Por una parte, san Agustín acepta la filosofía griega de la luz con su
insistencia en la visión. Su encuentro con el neoplatonismo le había permitido
conocer el paradigma de la luz, que desciende de lo alto para iluminar las cosas,
y constituye así un símbolo de Dios. De este modo, san Agustín comprendió la
trascendencia divina, y descubrió que todas las cosas tienen en sí una
trasparencia que pueden reflejar la bondad de Dios, el Bien. Así se desprendió
del maniqueísmo en que estaba instalado y que le llevaba a pensar que el mal y
el bien luchan continuamente entre sí, confundiéndose y mezclándose sin
contornos claros. Comprender que Dios es luz dio a su existencia una nueva
orientación, le permitió reconocer el mal que había cometido y volverse al
bien.
Por
otra parte, en la experiencia concreta de san Agustín, tal como él mismo cuenta
en sus Confesiones, el momento decisivo de su camino de fe no fue una visión de
Dios más allá de este mundo, sino más bien una escucha, cuando en el jardín oyó
una voz que le decía: « Toma y lee »; tomó el volumen de las Cartas de san
Pablo y se detuvo en el capítulo decimotercero de la Carta a los Romanos.28
Hacía acto de presencia así el Dios personal de la Biblia, capaz de comunicarse
con el hombre, de bajar a vivir con él y de acompañarlo en el camino de la
historia, manifestándose en el tiempo de la escucha y la respuesta.
De
todas formas, este encuentro con el Dios de la Palabra no hizo que san Agustín
prescindiese de la luz y la visión. Integró ambas perspectivas, guiado siempre
por la revelación del amor de Dios en Jesús. Y así, elaboró una filosofía de la
luz que integra la reciprocidad propia de la palabra y da espacio a la libertad
de la mirada frente a la luz. Igual que la palabra requiere una respuesta
libre, así la luz tiene como respuesta una imagen que la refleja.

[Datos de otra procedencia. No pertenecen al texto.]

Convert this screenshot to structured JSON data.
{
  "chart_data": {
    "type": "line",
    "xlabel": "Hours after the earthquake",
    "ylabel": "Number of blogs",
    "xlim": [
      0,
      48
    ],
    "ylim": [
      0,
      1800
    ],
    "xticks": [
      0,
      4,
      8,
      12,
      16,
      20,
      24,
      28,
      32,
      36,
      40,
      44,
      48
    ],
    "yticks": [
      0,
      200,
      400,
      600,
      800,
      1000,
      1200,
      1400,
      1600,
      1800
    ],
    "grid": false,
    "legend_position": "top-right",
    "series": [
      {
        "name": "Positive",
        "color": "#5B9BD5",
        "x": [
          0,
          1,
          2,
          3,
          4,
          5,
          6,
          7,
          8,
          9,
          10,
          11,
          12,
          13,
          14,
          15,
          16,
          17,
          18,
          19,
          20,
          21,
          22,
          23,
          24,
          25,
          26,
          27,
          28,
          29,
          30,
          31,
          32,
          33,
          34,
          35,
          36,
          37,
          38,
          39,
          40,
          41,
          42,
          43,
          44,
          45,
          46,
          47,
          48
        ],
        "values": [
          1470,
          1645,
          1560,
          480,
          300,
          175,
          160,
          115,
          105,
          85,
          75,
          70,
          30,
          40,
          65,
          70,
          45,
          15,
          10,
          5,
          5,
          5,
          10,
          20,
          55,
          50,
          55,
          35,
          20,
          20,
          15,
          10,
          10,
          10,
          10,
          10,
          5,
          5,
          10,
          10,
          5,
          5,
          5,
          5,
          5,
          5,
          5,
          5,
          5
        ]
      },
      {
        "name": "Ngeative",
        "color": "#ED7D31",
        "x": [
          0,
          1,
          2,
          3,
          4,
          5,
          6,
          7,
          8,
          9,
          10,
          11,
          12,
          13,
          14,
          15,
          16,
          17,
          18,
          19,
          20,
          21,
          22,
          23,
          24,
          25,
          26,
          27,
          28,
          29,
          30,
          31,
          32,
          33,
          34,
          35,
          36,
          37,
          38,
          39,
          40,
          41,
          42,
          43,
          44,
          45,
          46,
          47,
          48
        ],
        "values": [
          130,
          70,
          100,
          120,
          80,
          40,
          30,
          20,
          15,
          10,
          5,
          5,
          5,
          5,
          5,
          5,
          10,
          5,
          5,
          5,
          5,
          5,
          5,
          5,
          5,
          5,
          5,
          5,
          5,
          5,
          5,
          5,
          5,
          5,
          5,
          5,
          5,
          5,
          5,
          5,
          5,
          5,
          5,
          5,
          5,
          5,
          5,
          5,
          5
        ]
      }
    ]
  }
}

San Agustín,
asociando escucha y visión, puede hablar entonces de la « palabra que
resplandece dentro del hombre ».29 De este modo, la luz se convierte, por así
decirlo, en la luz de una palabra, porque es la luz de un Rostro personal, una
luz que, alumbrándonos, nos llama y quiere reflejarse en nuestro rostro para
resplandecer desde dentro de nosotros mismos. Por otra parte, el deseo de la
visión global, y no sólo de los fragmentos de la historia, sigue presente y se
cumplirá al final, cuando el hombre, como dice el Santo de Hipona, verá y
amará. Y esto, no porque sea capaz de tener toda la luz, que será siempre
inabarcable, sino porque entrará por completo en la luz.